Büyük ve engin deneyimlerdir ki, zamanlar üstü doğruları anlatır. ışte bunlardan biri: “Zengin adam olmaz, adam zengin olmaz!” (‘Servet hırsızlıktır’, demişti ünlü bir düşünür (K. Marx), Urfalılardan çok sonra!)
*
Urfa’da yüzlerce yıllık dualar, beddualar vardır. Bunlar da Urfalının konuşmasına hayat katarlar yer yer, ölümü anlatsalar da: “Dört gişinin çininde gelesen!” (Dört kişinin omzunda –tabut içinde- gelesin!)
“Allah senı ala, deligine tepe!” (Allah seni mezara soksun!) “Canidan bizar olasan!” (Canından yılasın/bıkasın!)
Ve insanı yaşatan en güzel sözler de çıkar Urfa Ağzından.

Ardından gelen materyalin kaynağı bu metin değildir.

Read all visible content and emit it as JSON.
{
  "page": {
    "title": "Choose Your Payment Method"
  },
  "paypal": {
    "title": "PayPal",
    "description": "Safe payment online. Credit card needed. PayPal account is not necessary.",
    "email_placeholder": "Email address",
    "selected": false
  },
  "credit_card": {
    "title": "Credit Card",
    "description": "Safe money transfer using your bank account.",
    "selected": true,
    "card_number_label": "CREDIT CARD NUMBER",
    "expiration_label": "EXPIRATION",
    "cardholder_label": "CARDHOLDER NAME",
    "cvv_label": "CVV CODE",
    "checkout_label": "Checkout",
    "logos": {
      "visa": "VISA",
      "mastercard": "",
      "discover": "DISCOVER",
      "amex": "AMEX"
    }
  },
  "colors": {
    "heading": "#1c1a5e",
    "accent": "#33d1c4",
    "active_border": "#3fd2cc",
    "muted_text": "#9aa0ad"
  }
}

Sevdiğinize şu sözden öte nasıl bir iyilik dilersiniz: “Dırnağiy daşa degmiye!” (Tırnağın taşa değmeye!)
Bazı sözcüklerde sesler yer değiştirir ve ama bunlar daha bir güzellik katar söyleyişe: Bekli (Belki) Çölmek (çömlek)Seklim (Sanki)…
Bu kitabı yazarken gramer konularına girmemeye özellikle çalıştım. Çünkü ötedenberi, (Türkoloji eğitimi almama rağmen) gramer öğreniminin kişiye dil zevk ve estetiği kazandırdığı kanaatinde olmadım. ‘Konsonant’ların, ‘ünlü/ünsüz değişimi’ gibi dilbilgisi konularının irdelendiği ‘bilimsel’ eserler incelendiğinde, ne denli yavan ve yersiz oldukları görülecektir. (Okuyucu, ‘bilimsel eser’ diye yıllardır insanımıza yutturulan çoğu taklit, bir kısmı ise irtihal olan ve okunduğunda insana gına getiren eserleri incelerse, ‘bilimsel’ olmaktan neden kaçındığımı daha iyi anlayacaktır.)
Gramerden kaçınmam, bu kitabın Urfa Ağzının cümle yapısına yahut söz dizimine ilişkin bilgi vermediği sonucunu doğurmaz; dikkatli okuyucu, araya aldığım diyaloglardan yola çıkarak, ‘Urfalıca’nın gramerine ilişkin sağlam fikirler edinebilir.
Bu eser özgün bir ‘derleme’ çalışmasıdır yalnızca; amacım, insanımızın kendi dilini olabildiğince eğlenceli bir atmosfer içinde, yani zevkle okumasını/konuşmasını sağlamaktır.
*
Urfa atasözü, deyim ve sözcüklerine etimolojik açıdan yaklaşmadım. Bu nedenle bütün sözcüklerin orijinini belirtmedim. Bizi/Urfalıları ilgilendiren, geçmişte veya bugün için kullandığımız sözcüklerin mütedavil şekilleridir, diye düşündüm. Örneğin, “elle’em” sözcüğünün Arapça “Allahu’alem”den geldiğini bilmek her zaman önemli ve/veya anlamlı değildir. Önemli olan bu sözcüğün nerede, nasıl kullanıldığını, yani manasını bilmektir. Fakat yine de kökeni merak edilebilecek bazı sözcüklerin orijinini belirttim.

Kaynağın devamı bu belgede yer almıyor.